Littérature & musique basques

Les collaborations entre écrivains et musiciens n’ont jamais cessé au Pays Basque depuis les années 1960 jusqu’à nos jours.

Au XXe siècle notamment, de nombreuses chansons issues de cette collaboration sont devenues des symboles pour des milliers de Basques. Elles se sont avérées indispensables pour la revitalisation de la langue basque. Elles ont également contribué au développement d'un discours se démarquant de celui des États officiels (notamment lors de la dictature franquiste), en racontant, dans une perspective nationale, l’histoire du Pays Basque du point de vue de ses habitants.
Au XXIe siècle, ces échanges entre littérature et musique, loin de diminuer, se sont développés. Nous écrivons et chantons désormais différemment. La valeur et la fonction sociale de la chanson ont évolué.

Auteur : Gotzon Barandiaran, écrivain basque et militant culturel.

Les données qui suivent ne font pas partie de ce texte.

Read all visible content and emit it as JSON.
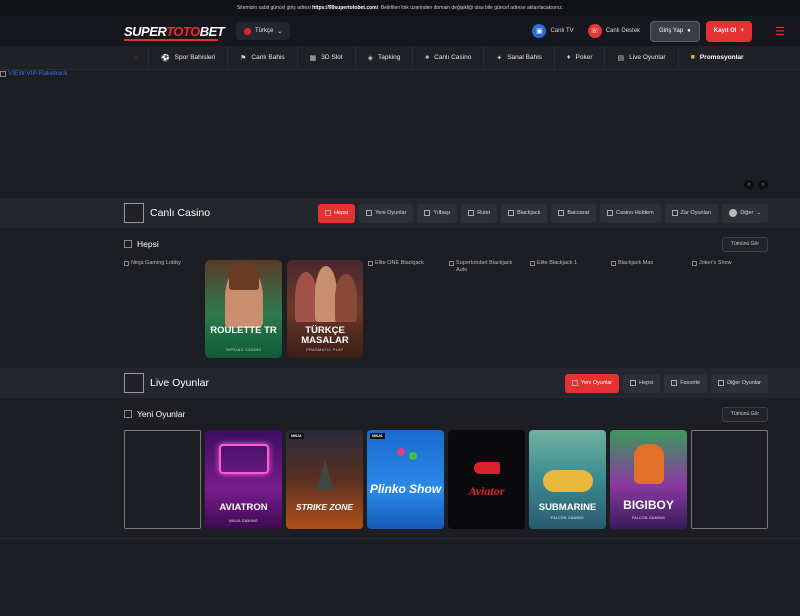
{
  "notice": {
    "prefix": "Sitemizin sabit güncel giriş adresi ",
    "url": "https://99supertotobet.com/",
    "suffix": ". Belirtilen link üzerinden domain değişikliği olsa bile güncel adrese aktarılacaksınız."
  },
  "header": {
    "logo_white": "SUPER",
    "logo_red": "TOTO",
    "logo_white2": "BET",
    "language": "Türkçe",
    "live_tv": "Canlı TV",
    "live_support": "Canlı Destek",
    "login": "Giriş Yap",
    "register": "Kayıt Ol"
  },
  "nav": {
    "items": [
      {
        "label": "Spor Bahisleri",
        "icon": "ball-icon"
      },
      {
        "label": "Canlı Bahis",
        "icon": "live-icon"
      },
      {
        "label": "3D Slot",
        "icon": "slot-icon"
      },
      {
        "label": "Tapking",
        "icon": "tap-icon"
      },
      {
        "label": "Canlı Casino",
        "icon": "cards-icon"
      },
      {
        "label": "Sanal Bahis",
        "icon": "virtual-icon"
      },
      {
        "label": "Poker",
        "icon": "poker-icon"
      },
      {
        "label": "Live Oyunlar",
        "icon": "live-games-icon"
      },
      {
        "label": "Promosyonlar",
        "icon": "gift-icon"
      }
    ]
  },
  "banner": {
    "alt": "VIEW VIP Rakeback"
  },
  "casino": {
    "title": "Canlı Casino",
    "tabs": [
      "Hepsi",
      "Yeni Oyunlar",
      "Yılbaşı",
      "Rulet",
      "Blackjack",
      "Baccarat",
      "Casino Holdem",
      "Zar Oyunları",
      "Diğer"
    ],
    "active_tab": "Hepsi",
    "sub_title": "Hepsi",
    "see_all": "Tümünü Gör",
    "cards": [
      {
        "alt": "Ninja Gaming Lobby"
      },
      {
        "title": "ROULETTE TR",
        "provider": "TAPKING CASINO"
      },
      {
        "title": "TÜRKÇE MASALAR",
        "provider": "PRAGMATIC PLAY"
      },
      {
        "alt": "Elite ONE Blackjack"
      },
      {
        "alt": "Supertotobet Blackjack Auto"
      },
      {
        "alt": "Elite Blackjack 1"
      },
      {
        "alt": "Blackjack Max"
      },
      {
        "alt": "Joker's Show"
      }
    ]
  },
  "live": {
    "title": "Live Oyunlar",
    "tabs": [
      "Yeni Oyunlar",
      "Hepsi",
      "Favorite",
      "Diğer Oyunlar"
    ],
    "active_tab": "Yeni Oyunlar",
    "sub_title": "Yeni Oyunlar",
    "see_all": "Tümünü Gör",
    "games": [
      {
        "title": "",
        "provider": ""
      },
      {
        "title": "AVIATRON",
        "provider": "NINJA GAMING",
        "badge": ""
      },
      {
        "title": "STRIKE ZONE",
        "provider": "",
        "badge": "NINJA"
      },
      {
        "title": "Plinko Show",
        "provider": "",
        "badge": "NINJA"
      },
      {
        "title": "Aviator",
        "provider": "",
        "badge": ""
      },
      {
        "title": "SUBMARINE",
        "provider": "FALCON GAMING",
        "badge": ""
      },
      {
        "title": "BIGIBOY",
        "provider": "FALCON GAMING",
        "badge": ""
      },
      {
        "title": "",
        "provider": ""
      }
    ]
  },
  "colors": {
    "accent": "#e43131",
    "bg": "#1c1e24",
    "bar": "#24262d"
  }
}
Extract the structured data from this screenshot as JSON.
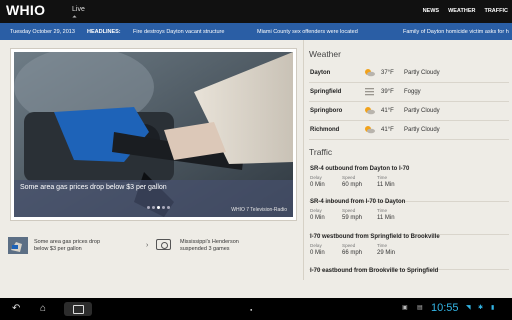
{
  "header": {
    "logo": "WHIO",
    "live_label": "Live",
    "nav": [
      "NEWS",
      "WEATHER",
      "TRAFFIC"
    ]
  },
  "ticker": {
    "date": "Tuesday October 29, 2013",
    "heading": "HEADLINES:",
    "items": [
      "Fire destroys Dayton vacant structure",
      "Miami County sex offenders were located",
      "Family of Dayton homicide victim asks for h"
    ]
  },
  "hero": {
    "title": "Some area gas prices drop below $3 per gallon",
    "credit": "WHIO 7 Television-Radio",
    "slides": 5,
    "active_slide": 3
  },
  "related": [
    {
      "text": "Some area gas prices drop below $3 per gallon"
    },
    {
      "text": "Mississippi's Henderson suspended 3 games"
    }
  ],
  "weather": {
    "title": "Weather",
    "items": [
      {
        "city": "Dayton",
        "temp": "37°F",
        "condition": "Partly Cloudy",
        "icon": "partly-cloudy-icon"
      },
      {
        "city": "Springfield",
        "temp": "39°F",
        "condition": "Foggy",
        "icon": "fog-icon"
      },
      {
        "city": "Springboro",
        "temp": "41°F",
        "condition": "Partly Cloudy",
        "icon": "partly-cloudy-icon"
      },
      {
        "city": "Richmond",
        "temp": "41°F",
        "condition": "Partly Cloudy",
        "icon": "partly-cloudy-icon"
      }
    ]
  },
  "traffic": {
    "title": "Traffic",
    "labels": {
      "delay": "Delay",
      "speed": "Speed",
      "time": "Time"
    },
    "routes": [
      {
        "name": "SR-4 outbound from Dayton to I-70",
        "delay": "0 Min",
        "speed": "60 mph",
        "time": "11 Min"
      },
      {
        "name": "SR-4 inbound from I-70 to Dayton",
        "delay": "0 Min",
        "speed": "59 mph",
        "time": "11 Min"
      },
      {
        "name": "I-70 westbound from Springfield to Brookville",
        "delay": "0 Min",
        "speed": "66 mph",
        "time": "29 Min"
      },
      {
        "name": "I-70 eastbound from Brookville to Springfield",
        "delay": "",
        "speed": "",
        "time": ""
      }
    ]
  },
  "system_bar": {
    "clock": "10:55",
    "accent": "#33b5e5"
  }
}
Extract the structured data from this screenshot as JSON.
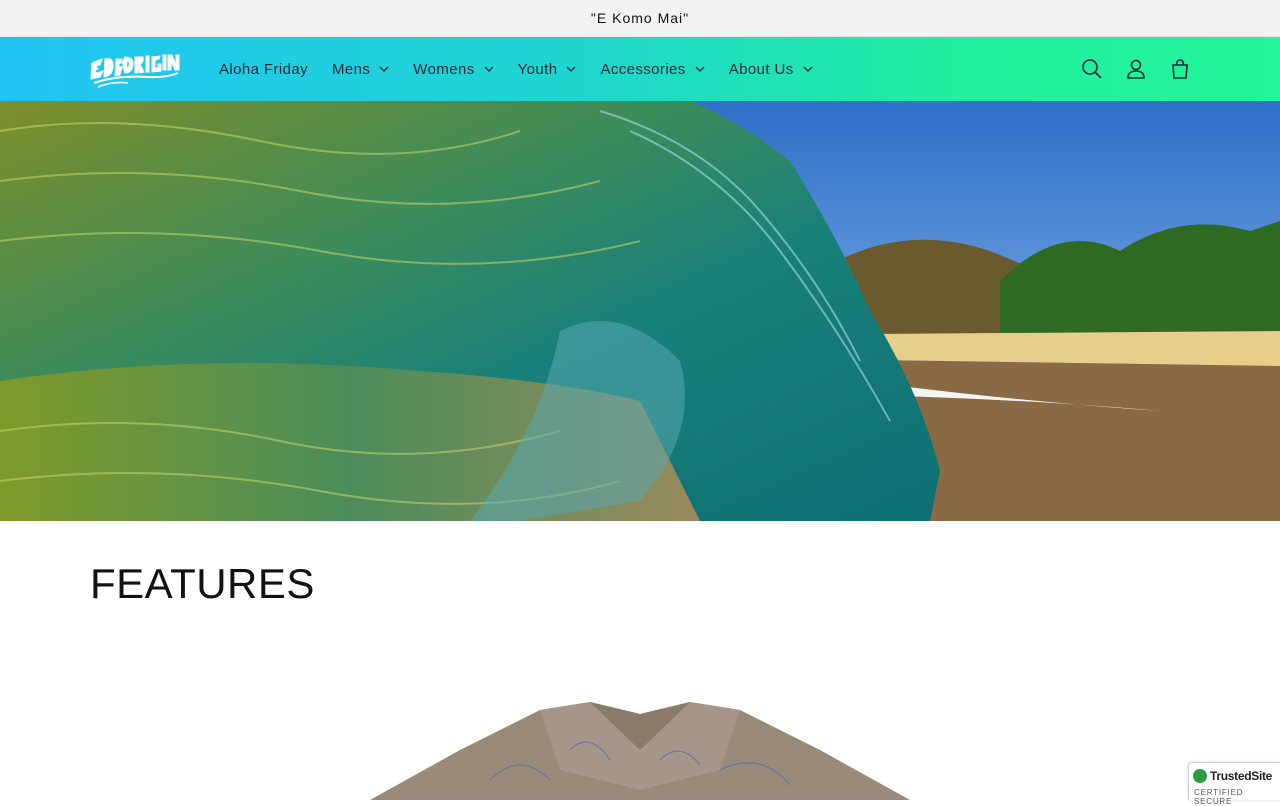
{
  "announcement": {
    "text": "\"E Komo Mai\""
  },
  "header": {
    "logo_text": "ED OUR ORIGINAL",
    "nav": [
      {
        "label": "Aloha Friday",
        "has_dropdown": false
      },
      {
        "label": "Mens",
        "has_dropdown": true
      },
      {
        "label": "Womens",
        "has_dropdown": true
      },
      {
        "label": "Youth",
        "has_dropdown": true
      },
      {
        "label": "Accessories",
        "has_dropdown": true
      },
      {
        "label": "About Us",
        "has_dropdown": true
      }
    ],
    "icons": [
      "search-icon",
      "account-icon",
      "cart-icon"
    ],
    "gradient": [
      "#21c4f5",
      "#22f59a"
    ]
  },
  "features": {
    "title": "FEATURES"
  },
  "trusted_badge": {
    "title": "TrustedSite",
    "subtitle": "CERTIFIED SECURE"
  }
}
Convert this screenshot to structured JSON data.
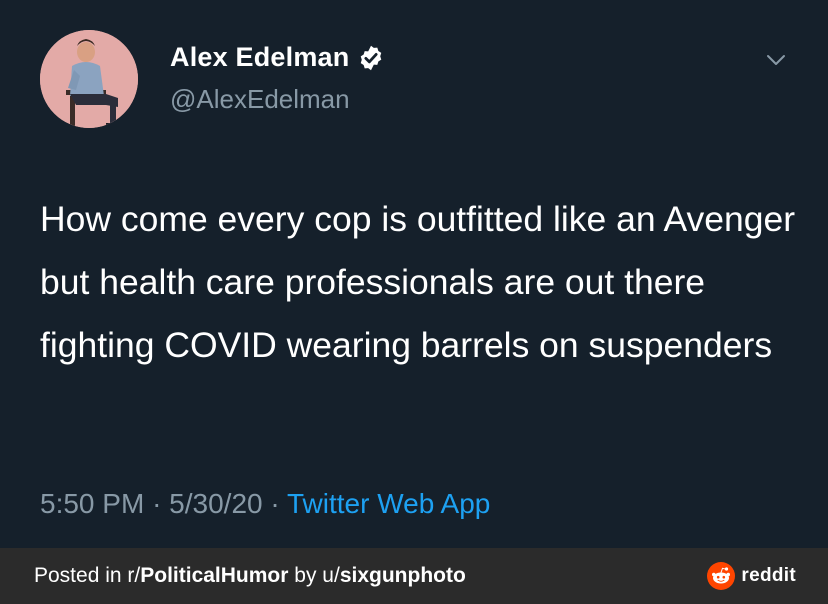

À la croisée de la littérature et de la musique basques : une sélection d'albums phare

Si vous souhaitez obtenir davantage d'informations sur un album, cliquez sur "En savoir plus" afin de découvrir sa présentation sur le site Badok.eus, un portail entièrement dédié à la musique basque.

  • 1974

    Xabier Lete

    Ces chansons abordent l’existence de l’être humain et du peuple et du Pays Basques. Elles racontent le passé et l’avenir de la langue basque, de son territoire et de l’identité basque. Xabier Lete s’approprie les revendications formulées par Bernat Etxepare dans le premier ouvrage imprimé en euskara : euskara, va gagner l’espace public ! Il rêve du jour qui viendra après la nuit sombre, s’appropriant le lyrisme de Xabier Lizardi. L’union d’un poète et d’un chansonnier.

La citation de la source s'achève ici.